Arthur Schopenhauer: Parerga et paralipomena, Edition établie et présentée par Didier Raymond, Bouquins Robert Laffont, 2020, 1088pp.


          Je dédie ce texte à la mémoire du professeur Henri Birault dont les cours magistraux à la Sorbonne dans les années 1969-1972 parlaient si justement de Nietzsche et de Schopenhauer et opposaient à merveille le pessimisme de ce dernier à l’optimisme de Leibnitz tout en montrant la parenté des deux pensées. La philosophie de Nietzsche serait « une monadologie délirante ».

  
          En 1851, paraît en 2 volumes l’ouvrage d’Arthur Schopenhauer (1788 - 1860) Parerga et paralipomena. Le titre réunit des termes grecs peu usités, et qu’on peut traduire par « Accessoires et Restes » ou, plus simplement par « Suppléments et omissions ». Il n’empêche pas le succès du livre et met fin à la traversée du désert de l’auteur dont l’opus majeur Le Monde comme volonté et comme représentation (1819) a été accueilli avec indifférence[1]. A l’époque, Hegel est le penseur officiel de l’Allemagne.
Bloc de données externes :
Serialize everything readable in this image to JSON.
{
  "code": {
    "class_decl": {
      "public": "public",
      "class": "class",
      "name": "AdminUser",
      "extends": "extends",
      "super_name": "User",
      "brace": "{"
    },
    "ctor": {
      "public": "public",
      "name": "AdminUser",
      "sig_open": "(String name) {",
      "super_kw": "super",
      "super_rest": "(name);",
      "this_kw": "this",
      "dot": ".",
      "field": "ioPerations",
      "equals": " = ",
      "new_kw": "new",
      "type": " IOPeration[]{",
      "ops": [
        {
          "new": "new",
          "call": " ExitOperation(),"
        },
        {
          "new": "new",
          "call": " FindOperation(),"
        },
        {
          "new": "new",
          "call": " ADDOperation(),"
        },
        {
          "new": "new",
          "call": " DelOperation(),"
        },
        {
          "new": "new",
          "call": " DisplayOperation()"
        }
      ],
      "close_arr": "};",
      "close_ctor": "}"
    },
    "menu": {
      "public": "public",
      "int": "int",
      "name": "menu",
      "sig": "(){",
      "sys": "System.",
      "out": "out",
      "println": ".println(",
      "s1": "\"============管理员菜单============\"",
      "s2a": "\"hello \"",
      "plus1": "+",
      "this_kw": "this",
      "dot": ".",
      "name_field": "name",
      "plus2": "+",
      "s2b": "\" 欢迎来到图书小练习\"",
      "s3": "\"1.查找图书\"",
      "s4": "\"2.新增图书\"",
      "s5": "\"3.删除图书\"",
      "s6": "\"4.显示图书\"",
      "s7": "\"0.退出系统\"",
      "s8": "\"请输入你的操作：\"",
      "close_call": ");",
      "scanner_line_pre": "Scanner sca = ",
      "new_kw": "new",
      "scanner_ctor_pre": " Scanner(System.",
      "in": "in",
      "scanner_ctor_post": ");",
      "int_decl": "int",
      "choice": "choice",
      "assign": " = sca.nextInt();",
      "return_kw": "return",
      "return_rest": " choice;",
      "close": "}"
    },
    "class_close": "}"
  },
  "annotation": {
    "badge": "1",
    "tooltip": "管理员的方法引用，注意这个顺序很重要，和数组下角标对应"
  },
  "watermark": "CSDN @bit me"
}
Schopenhauer qui estime que son système est « une forme de verbiage particulièrement néfaste »  se rend à Berlin en 1820 pour le défier et place ses cours aux mêmes heures; l’échec est affligeant et se répète en 1827. Cela l’incite à rompre tout lien avec le monde enseignant et à critiquer violemment dans un pamphlet La philosophie universitaire, ce dont elle lui tiendra compte. Il s’éloigne, à l’instar de Kant de toute vie sociale, connaît des déboires amoureux et publie jusqu’en 1850 un ensemble d’ouvrages remplis d’amertume et de rancœur ; ils forment l’essentiel des Parerga… et lui assurent la reconnaissance. Le livre  accueille sa théorie du pessimisme et sa métaphysique du beau ; il réunit des  textes sur le penser par soi même, les écrivains et le style, la lecture et les livres, la religion, le christianisme, le suicide, l’histoire de la philosophie, Ethique, droit et politique, l’éducation …Les contributions ont leur pertinence et leur originalité. Elles sont liées par des fils ténus et se nourrissent de sa philosophie. La somme  ne reformule pas de manière autre sa pensée, mais lui ajoute et en dessine de nouveaux prolongements.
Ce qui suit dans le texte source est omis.